The parties got divorced.   The Trial Court awarded the 80-acre family farm to the wife.    Husband was to sign a Quit Claim deed to wife.  Wife was obligated to either obtain a loan or to sell the farm.  Then, to make a payment of $200,000 to husband from the loan or the sale, to settle the marital estate.

The Trial Court entered post judgment orders.  These orders were related to the sale of the farm.

Wife could not or would not perform. The reasons why she did not perform were heard by the Court over several months and multiple hearings.

The circuit court found “[t]he house and farm are worth $569,200 pursuant to an appraisal done” for wife by Skinner Appraisal. The circuit court recognized wife “hotly contested this appraisal and was given almost a year to get a different appraisal and refused.”

It is one month shy of four years since the Court authored the Opinion letter.  The letter required the sale.  Wife is asking the Court to simply go back to 2015 and ignore or vacate the postjudgment orders.  The Trial Court denied wife’s motion.  She appealed.

The Appellate Court agreed with the Trial Court. It stated that the Trial Court had properly denied her motion to enforce the judgment and vacate postjudgment orders. The circuit court has indefinite jurisdiction to enforce prior judgments. The Trial Court did not engraft any additional obligations onto the parties with its postjudgment orders.    Despite the fact that wife would have preferred to control the sale of the farm to the purchasers, the Newells, that she secured and approved.
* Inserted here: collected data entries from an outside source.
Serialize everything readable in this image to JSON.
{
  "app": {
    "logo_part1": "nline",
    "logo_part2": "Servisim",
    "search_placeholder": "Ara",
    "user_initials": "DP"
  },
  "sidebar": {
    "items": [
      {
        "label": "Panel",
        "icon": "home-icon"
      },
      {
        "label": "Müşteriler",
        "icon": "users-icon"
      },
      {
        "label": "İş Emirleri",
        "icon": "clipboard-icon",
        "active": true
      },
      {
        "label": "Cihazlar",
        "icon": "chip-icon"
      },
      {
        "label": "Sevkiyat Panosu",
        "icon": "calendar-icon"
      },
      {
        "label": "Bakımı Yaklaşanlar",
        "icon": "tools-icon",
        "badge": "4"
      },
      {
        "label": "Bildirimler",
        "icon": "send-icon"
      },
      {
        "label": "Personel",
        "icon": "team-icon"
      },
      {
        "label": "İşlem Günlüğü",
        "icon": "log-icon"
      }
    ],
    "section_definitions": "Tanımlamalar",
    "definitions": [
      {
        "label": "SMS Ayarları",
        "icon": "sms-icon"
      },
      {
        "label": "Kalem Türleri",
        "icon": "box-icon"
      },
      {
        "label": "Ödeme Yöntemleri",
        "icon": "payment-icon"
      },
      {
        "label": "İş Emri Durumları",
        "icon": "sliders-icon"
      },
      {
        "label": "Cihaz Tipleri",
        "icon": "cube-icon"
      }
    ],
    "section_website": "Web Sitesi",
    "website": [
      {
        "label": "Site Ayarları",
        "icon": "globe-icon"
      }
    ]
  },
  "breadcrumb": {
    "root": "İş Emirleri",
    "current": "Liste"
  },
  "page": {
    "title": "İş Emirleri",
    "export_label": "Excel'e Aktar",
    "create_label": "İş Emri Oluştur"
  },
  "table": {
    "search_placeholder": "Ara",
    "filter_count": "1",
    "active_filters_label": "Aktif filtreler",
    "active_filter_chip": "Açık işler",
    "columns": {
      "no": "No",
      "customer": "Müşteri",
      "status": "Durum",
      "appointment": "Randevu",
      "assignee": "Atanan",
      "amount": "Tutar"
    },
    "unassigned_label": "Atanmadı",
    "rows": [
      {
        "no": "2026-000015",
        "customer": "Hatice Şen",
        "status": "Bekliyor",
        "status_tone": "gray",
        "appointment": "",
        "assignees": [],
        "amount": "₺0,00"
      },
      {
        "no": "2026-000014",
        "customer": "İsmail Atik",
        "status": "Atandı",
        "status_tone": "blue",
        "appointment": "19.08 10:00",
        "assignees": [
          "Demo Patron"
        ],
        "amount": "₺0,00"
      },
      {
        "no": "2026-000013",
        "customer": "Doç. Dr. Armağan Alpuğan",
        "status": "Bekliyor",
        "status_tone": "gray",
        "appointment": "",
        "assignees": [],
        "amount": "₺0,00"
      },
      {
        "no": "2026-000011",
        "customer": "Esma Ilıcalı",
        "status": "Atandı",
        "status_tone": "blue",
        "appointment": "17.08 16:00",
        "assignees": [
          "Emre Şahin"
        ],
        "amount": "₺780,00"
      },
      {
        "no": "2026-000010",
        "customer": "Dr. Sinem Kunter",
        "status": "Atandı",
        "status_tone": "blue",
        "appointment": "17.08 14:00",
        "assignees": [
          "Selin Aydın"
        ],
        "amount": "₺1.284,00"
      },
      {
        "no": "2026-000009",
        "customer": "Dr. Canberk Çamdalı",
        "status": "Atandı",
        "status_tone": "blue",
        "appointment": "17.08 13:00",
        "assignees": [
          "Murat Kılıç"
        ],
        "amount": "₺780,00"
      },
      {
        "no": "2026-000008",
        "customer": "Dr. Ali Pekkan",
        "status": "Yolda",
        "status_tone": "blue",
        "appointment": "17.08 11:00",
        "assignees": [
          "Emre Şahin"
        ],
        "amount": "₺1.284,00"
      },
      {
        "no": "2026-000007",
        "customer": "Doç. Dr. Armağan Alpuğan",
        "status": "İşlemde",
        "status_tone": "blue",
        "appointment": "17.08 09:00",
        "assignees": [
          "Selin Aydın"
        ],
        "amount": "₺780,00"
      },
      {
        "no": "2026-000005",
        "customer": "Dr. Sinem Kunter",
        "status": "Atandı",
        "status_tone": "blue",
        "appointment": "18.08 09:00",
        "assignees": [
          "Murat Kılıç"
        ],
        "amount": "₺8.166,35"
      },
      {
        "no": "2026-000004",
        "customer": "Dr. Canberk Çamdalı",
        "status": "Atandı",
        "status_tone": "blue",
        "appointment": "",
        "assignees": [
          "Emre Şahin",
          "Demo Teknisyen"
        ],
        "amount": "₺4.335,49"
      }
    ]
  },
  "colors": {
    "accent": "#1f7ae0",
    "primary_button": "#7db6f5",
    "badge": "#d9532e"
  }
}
The higher offer for the entire farm was received by husband from the Howards before wife forwarded the final contract with the Newells to husband. This was nearly two years after the entry of the original judgment and the date that husband was due to receive his equitable distribution from the marital estate.

The Trial Court was enforcing, but not modifying, the original judgment by compelling the parties to appear for closing on the sale of the entire farm to the purchasers with the highest offer.

In re Marriage of Warner, 2020 IL App (3d) 190198 (April 22, 2020) Knox Co.